Presented by writer Suzanne Romo and educator Deidra Springer, the free event at the Chula Vista Public Library on Tuesday, June 17, is intended to help attendees "demystify" death.
Debbie Taylor, branch manager of the library, said she agreed to present Death Café after being approached by Romo, who has held such events in libraries before.
"The public library is a wonderful place for people to come for an open forum on many topics," Taylor said. "The library can offer a safe environment to talk about a topic that is largely avoided. We can help alleviate the fear associated with dying…. I’m always looking for new ideas for adult library programs, so I thought this would be a nice addition to our summer programming schedule."

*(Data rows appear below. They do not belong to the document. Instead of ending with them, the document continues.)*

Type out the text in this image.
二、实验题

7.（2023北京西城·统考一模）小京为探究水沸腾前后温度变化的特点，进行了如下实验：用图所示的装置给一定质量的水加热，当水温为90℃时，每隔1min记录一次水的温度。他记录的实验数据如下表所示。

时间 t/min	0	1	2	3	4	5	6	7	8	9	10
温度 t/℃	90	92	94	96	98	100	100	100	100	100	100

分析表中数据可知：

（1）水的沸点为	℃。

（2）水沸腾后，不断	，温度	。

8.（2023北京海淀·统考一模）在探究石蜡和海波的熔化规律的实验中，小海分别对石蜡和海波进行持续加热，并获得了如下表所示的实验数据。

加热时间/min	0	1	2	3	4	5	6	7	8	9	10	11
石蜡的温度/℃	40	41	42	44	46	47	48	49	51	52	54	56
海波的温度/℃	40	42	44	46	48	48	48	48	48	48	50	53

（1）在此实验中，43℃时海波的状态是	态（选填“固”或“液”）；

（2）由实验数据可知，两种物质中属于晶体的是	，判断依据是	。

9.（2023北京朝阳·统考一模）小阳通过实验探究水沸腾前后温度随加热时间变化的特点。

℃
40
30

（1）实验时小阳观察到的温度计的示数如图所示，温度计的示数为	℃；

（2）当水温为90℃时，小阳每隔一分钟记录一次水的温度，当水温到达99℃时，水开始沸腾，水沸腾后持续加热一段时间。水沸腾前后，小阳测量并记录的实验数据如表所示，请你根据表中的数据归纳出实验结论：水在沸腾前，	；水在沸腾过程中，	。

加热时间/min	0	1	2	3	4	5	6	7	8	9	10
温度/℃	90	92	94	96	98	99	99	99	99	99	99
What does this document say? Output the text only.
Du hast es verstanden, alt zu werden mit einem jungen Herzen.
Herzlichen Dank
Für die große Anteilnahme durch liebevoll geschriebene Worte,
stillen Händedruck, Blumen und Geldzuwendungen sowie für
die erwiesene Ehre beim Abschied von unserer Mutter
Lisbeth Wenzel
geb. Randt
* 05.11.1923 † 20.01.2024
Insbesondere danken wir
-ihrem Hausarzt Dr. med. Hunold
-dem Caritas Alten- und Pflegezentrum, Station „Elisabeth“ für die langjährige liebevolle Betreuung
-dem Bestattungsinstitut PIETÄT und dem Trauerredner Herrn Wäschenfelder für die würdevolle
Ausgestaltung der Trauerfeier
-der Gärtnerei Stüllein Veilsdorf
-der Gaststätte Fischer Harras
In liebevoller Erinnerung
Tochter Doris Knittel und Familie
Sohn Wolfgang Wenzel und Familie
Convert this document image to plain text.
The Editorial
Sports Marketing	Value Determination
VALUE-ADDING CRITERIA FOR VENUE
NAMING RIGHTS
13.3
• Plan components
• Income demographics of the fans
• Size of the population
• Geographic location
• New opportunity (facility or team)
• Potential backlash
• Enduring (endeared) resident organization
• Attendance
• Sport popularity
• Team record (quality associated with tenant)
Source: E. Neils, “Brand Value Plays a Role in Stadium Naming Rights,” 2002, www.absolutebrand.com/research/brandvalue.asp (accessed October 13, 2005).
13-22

Death Cafés are a fairly new phenomenon that go back to similar gatherings led by sociologist Bernard Crettaz in Switzerland in 2004, according to Diane Howell, spokesperson for Chula Vista city government. Since then, the discussion groups have grown into a worldwide movement "to increase awareness of death with a view to helping people make the most of their finite lives," said Howell.
Romo said her appreciation of the subject intensified when she had five people close to her die in one year. “I feel that it’s important for us to demystify death," Romo said. "By doing this, we can learn to squeeze every drop of life out of the time given to us.”
Taylor said she is "hopeful for an audience that is comfortable in the library setting and able to share their thoughts and fears openly with us" but added she is also "hopeful only positive people will come…. Death doesn’t have to be scary."